6: Марс спускается на землю, чтобы уничтожить минийцев. Когда битва уже в разгаре (обращение к Музам 33 сл. и 516), Юнона просит Венеру о помощи, чтобы та внушила Медее любовь к Язону. Затем Юнона является Медее в облике ее сестры Халкиопы и вместе с ней со стены наблюдает за подвигами Язона. Повествование о битве переплетается с повествованием о Медее.
7: В то время как охваченная любовью Медея разговаривает сама с собою, разгневанный Ээт ставит перед Язоном новые тяжелые задачи. Юнона посылает Венеру, которая принимает облик Кирки и властно ведет Медею к Язону. С помощью волшебных средств колхидянка укрощает ради Язона огнедышащих быков и побеждает землеродных.
8: Медея усыпляет дракона, Язон похищает золотое руно и бежит вместе с нею. Брат Медеи Абсирт настигает аргонавтов у устья Дуная. Юнона устраивает шторм, чтобы помешать колхам. Язон думает о выдаче Медеи.
Источники, образцы, жанры
Важнейшие образцы сохранились: Гомер, Пиндар (Pyth. 4), Аполлоний Родосский, Вергилий (не исключая Георгик), Овидий и Лукан. Утрачен только Варрон Атацинский. Весьма интересно наблюдать, как Флакк придает эпическому повествованию Аполлония вергилиевские и иногда даже гомеровские черты, вводя сцены с богами, обряды, сны и пророчества. Для этого он отказывается от многих находок аполлониевой учености - давая, однако, понять, что он изучал схолии к его Аргонавтике[6].
Литературная техника
Можно назвать произведение Флакка триумфом "эпической техники". Это справедливо как для целого, так и для частностей. Из четырех слишком длинных книг Аполлония он делает восемь, не увеличивая общего числа стихов. С одной стороны, он вводит речи, сцены с богами и новые эпизоды, с другой - сокращает утомительно ученые описания путешествия.

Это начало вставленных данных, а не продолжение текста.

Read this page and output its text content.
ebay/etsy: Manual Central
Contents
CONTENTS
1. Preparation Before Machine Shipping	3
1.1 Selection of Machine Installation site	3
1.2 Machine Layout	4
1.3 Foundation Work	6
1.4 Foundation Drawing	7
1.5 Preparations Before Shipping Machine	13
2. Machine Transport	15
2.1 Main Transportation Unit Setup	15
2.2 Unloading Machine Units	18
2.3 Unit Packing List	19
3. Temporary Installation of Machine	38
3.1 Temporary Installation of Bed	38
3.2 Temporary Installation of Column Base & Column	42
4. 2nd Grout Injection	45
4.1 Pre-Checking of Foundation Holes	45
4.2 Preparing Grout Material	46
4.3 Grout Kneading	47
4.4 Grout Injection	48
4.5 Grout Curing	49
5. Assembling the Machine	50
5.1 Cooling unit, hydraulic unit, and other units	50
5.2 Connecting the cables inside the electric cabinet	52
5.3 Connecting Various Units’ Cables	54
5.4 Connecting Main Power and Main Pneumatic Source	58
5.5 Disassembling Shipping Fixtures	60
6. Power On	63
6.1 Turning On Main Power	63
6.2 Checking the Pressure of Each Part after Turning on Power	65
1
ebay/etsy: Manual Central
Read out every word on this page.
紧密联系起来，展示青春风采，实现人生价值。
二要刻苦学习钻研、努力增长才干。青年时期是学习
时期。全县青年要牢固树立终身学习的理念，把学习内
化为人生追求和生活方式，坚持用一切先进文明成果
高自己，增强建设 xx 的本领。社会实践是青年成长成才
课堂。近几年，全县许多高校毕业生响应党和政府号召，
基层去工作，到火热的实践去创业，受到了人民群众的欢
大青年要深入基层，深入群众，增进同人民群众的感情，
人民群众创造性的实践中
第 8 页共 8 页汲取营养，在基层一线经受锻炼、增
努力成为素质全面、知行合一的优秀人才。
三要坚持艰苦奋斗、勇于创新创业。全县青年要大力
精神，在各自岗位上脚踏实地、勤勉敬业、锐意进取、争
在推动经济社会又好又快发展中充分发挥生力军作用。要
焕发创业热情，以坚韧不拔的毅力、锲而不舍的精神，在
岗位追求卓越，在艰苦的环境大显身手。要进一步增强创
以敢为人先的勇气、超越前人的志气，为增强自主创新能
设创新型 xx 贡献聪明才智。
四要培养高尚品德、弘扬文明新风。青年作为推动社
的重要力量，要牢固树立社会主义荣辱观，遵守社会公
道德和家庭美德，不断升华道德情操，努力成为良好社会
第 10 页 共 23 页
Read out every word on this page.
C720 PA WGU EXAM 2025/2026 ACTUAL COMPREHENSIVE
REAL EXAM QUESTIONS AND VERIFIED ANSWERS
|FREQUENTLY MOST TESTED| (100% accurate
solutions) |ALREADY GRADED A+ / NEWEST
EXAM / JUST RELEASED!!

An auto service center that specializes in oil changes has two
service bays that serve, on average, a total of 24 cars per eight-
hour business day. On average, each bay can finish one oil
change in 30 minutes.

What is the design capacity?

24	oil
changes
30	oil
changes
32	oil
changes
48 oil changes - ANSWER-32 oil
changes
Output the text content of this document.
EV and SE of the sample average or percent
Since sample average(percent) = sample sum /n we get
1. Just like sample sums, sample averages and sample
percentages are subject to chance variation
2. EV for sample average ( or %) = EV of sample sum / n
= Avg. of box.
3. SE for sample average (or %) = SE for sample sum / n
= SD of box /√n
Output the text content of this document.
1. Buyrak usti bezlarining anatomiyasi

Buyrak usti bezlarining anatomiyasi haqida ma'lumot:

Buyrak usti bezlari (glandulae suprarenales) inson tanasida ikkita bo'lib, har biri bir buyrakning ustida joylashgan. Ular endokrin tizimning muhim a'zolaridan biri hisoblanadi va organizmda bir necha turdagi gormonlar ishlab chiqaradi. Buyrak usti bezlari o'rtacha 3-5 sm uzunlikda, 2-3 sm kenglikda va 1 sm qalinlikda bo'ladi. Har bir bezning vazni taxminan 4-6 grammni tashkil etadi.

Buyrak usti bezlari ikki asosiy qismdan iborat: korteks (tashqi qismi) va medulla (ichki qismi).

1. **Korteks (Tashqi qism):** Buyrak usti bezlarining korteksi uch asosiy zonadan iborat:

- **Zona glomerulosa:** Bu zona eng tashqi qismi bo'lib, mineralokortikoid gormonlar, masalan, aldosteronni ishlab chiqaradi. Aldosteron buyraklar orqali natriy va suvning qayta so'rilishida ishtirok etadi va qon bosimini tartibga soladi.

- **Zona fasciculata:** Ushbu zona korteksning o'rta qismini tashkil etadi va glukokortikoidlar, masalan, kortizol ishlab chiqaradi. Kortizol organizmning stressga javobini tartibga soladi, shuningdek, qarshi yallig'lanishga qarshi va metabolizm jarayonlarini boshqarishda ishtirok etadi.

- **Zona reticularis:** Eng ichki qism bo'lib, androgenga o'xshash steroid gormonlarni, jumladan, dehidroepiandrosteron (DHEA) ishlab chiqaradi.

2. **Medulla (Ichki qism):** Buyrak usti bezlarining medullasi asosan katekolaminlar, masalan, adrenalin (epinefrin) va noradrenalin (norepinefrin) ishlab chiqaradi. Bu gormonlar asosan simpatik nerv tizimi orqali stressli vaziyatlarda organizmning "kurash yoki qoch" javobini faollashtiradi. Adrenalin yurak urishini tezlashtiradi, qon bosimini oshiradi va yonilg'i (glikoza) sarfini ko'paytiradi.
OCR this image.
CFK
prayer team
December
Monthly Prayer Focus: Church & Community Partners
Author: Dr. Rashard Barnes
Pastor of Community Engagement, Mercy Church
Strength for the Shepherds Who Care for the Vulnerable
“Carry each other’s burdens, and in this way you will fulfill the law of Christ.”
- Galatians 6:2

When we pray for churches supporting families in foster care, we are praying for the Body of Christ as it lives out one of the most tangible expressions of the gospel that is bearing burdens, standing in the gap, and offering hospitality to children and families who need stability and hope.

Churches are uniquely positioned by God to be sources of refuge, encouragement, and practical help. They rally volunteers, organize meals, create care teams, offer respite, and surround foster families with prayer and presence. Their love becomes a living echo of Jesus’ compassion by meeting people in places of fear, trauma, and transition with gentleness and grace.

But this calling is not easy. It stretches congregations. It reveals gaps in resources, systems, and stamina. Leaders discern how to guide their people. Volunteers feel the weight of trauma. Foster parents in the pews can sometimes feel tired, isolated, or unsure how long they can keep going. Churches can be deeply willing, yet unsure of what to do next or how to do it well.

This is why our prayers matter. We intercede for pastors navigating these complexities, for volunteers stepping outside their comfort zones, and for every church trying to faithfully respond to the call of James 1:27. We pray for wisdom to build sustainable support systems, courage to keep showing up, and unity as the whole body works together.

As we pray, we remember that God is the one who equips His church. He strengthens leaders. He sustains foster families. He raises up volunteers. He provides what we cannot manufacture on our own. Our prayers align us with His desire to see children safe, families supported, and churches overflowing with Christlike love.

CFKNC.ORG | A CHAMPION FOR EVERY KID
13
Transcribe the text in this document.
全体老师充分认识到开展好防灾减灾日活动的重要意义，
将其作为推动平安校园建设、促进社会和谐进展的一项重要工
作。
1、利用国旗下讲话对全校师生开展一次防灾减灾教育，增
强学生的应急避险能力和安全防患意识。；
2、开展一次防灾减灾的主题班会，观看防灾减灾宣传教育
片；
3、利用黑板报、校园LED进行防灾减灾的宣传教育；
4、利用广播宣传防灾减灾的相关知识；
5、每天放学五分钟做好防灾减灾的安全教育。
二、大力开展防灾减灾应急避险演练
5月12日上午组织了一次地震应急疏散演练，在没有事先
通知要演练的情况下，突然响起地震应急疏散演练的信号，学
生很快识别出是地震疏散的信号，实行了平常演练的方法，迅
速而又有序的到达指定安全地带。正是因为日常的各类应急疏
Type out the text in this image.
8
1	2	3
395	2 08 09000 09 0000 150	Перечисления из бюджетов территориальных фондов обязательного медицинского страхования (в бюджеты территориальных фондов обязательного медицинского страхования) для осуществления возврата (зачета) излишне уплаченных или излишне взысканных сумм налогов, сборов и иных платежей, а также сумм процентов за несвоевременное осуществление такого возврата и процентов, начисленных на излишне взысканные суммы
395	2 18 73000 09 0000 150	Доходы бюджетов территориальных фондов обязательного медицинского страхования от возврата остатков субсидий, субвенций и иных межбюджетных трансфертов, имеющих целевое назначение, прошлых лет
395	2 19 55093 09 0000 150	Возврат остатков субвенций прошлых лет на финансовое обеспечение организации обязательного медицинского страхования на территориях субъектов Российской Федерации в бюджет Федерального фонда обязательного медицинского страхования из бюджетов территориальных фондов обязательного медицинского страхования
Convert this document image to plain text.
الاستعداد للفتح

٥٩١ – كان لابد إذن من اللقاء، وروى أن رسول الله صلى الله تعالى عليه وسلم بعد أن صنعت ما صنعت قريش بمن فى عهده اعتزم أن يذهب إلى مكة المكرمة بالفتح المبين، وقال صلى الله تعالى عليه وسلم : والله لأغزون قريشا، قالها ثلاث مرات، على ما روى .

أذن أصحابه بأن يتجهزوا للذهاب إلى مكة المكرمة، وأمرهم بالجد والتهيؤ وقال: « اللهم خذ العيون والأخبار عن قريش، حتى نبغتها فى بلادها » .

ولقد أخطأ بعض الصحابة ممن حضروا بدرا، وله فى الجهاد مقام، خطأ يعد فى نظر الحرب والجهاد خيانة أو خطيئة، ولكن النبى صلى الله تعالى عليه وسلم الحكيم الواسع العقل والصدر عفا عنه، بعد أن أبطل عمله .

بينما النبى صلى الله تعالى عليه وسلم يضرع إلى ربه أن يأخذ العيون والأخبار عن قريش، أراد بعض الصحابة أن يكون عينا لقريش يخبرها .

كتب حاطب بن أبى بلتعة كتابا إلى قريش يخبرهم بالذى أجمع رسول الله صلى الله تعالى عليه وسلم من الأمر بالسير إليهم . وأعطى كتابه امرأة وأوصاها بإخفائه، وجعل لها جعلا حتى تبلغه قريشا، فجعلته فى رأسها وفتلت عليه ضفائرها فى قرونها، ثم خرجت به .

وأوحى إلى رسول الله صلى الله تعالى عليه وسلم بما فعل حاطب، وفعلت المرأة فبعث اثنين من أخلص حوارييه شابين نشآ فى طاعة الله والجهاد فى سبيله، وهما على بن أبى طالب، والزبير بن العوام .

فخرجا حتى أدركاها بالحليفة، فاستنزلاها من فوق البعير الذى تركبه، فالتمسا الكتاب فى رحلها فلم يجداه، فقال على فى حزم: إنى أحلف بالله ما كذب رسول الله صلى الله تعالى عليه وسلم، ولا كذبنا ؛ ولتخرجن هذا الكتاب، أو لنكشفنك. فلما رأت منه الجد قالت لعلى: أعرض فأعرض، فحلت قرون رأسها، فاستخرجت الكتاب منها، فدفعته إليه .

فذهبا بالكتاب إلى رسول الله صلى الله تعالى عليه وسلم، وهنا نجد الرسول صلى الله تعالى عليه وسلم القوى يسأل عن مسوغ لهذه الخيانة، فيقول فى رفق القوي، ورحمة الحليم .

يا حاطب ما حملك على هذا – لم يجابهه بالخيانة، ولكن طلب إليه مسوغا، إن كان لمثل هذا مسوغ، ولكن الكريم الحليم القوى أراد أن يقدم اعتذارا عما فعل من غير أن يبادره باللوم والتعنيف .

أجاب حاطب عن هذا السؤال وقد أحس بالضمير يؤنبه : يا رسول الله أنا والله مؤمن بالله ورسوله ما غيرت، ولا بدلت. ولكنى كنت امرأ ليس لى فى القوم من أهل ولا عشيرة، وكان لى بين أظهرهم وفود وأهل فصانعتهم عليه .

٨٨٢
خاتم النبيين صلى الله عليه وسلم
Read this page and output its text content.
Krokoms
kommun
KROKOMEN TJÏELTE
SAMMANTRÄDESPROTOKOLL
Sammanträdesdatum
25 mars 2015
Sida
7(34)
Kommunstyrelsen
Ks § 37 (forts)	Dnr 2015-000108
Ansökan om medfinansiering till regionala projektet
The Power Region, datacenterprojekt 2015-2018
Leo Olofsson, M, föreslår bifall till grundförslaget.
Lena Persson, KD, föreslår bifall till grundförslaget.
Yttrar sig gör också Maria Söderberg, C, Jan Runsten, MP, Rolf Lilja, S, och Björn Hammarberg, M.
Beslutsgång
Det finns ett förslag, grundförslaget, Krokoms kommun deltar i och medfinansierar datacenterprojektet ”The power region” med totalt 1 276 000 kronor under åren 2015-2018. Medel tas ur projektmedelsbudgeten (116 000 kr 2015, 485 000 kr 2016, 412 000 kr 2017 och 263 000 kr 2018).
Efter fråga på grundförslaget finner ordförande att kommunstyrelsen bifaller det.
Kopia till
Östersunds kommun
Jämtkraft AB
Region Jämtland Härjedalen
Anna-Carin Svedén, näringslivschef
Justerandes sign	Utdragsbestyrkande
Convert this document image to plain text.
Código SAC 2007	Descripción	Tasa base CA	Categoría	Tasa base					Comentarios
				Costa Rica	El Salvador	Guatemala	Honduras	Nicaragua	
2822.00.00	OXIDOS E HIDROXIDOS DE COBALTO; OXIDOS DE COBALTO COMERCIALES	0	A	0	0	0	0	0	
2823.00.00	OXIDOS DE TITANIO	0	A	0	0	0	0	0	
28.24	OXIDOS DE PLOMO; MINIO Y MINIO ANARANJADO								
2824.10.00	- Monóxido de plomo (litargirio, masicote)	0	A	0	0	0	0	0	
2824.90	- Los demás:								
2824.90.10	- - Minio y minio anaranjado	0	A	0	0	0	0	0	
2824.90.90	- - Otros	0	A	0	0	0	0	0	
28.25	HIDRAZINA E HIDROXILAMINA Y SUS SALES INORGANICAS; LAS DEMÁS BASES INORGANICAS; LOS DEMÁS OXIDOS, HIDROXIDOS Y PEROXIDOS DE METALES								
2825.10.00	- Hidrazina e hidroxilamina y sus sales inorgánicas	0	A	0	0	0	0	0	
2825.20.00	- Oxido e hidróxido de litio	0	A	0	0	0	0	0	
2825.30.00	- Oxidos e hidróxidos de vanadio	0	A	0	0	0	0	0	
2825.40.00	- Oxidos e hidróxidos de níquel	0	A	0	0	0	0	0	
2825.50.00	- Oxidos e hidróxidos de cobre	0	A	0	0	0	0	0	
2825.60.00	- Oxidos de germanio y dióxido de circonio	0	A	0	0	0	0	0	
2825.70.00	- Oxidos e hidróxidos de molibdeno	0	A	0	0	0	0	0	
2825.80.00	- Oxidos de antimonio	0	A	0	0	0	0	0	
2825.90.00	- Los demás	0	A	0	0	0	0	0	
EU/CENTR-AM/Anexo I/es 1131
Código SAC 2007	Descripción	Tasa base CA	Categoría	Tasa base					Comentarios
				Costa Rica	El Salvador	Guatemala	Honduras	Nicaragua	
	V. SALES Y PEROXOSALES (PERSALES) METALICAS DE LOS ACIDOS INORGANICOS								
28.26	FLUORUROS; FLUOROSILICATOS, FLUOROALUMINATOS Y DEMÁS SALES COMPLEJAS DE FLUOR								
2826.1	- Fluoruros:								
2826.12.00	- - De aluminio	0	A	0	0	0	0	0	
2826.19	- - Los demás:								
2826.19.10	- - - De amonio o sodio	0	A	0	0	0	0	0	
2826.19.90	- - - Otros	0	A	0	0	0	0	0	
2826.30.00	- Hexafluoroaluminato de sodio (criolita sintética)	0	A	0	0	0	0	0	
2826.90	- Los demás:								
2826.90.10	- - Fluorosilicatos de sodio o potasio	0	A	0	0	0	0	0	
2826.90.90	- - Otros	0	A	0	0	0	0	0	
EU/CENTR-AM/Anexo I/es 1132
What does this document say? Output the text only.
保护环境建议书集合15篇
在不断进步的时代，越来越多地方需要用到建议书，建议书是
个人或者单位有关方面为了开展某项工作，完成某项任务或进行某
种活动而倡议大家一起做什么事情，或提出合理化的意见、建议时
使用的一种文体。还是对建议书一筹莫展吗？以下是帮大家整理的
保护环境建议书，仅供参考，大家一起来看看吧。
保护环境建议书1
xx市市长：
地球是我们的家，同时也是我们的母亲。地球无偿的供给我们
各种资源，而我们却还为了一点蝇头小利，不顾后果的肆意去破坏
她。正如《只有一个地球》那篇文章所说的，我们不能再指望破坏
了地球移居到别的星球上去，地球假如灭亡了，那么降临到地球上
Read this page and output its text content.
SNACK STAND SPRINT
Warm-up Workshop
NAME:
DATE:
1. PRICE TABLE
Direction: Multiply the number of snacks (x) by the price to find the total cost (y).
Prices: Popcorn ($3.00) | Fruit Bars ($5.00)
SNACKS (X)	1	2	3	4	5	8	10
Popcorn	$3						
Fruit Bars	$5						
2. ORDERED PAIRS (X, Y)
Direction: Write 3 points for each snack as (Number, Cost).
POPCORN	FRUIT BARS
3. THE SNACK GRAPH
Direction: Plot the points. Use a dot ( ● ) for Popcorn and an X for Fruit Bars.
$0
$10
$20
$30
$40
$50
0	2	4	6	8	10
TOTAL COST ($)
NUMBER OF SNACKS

Поэтому в целом пропорции изменяются: отдельные сцены и образы выступают на первый план в ущерб гладкому ходу повествования[7]. Валерий стремится к тому, чтобы его рассказ руководствовался живым воображением; однако меньше всего его можно упрекнуть в отсутствии плана.
Как и Аполлоний, Валерий в предисловии призывает Феба, как и его римские предшественники - начиная с Вергилия в Георгиках, - он обращается к императору. От первой книги и до конца наследие автора Энеиды имеет структурообразующее значение: буря, прорицание Юпитера, пророческое описание произведения искусства, пир с песней. Точно так же начало второй половины произведения (в пятой книге) отмечено литературными сигналами: обращение к Музам с предварительным и ретроспективным обзором событий (5, 217-224; Aen. 7, 37; Apoll. 3, 1). Отклоняясь от Аполлония и в соответствии с Вергилием Валерий отмечает вторую половину своего произведения обращением к военной тематике.
Уже в первой половине живопись на борту Арго (1, 130- 148) предвозвещает эту тему: брак с гибельным эпилогом (аналогично скульптурные украшения храмовых ворот в первой книге Энеиды предвещали предмет второй половины произведения). В первой книге Язон похищает у тирана Пелия сына, в последней - дочь у Ээта[8].
Как Дидона в момент разлуки вспоминает свои благодеяния (Aen. 4, 653-656), так в последней книге Аргонавшики Медея после прощания с драконом перечисляет свои грехи (или скорее свои заслуги перед Язоном, к которому она тогда обращалась) - 8, 106-108. Таким образом, налицо отважное и творческое применение вергилиевской техники с целью наметить структурные вехи.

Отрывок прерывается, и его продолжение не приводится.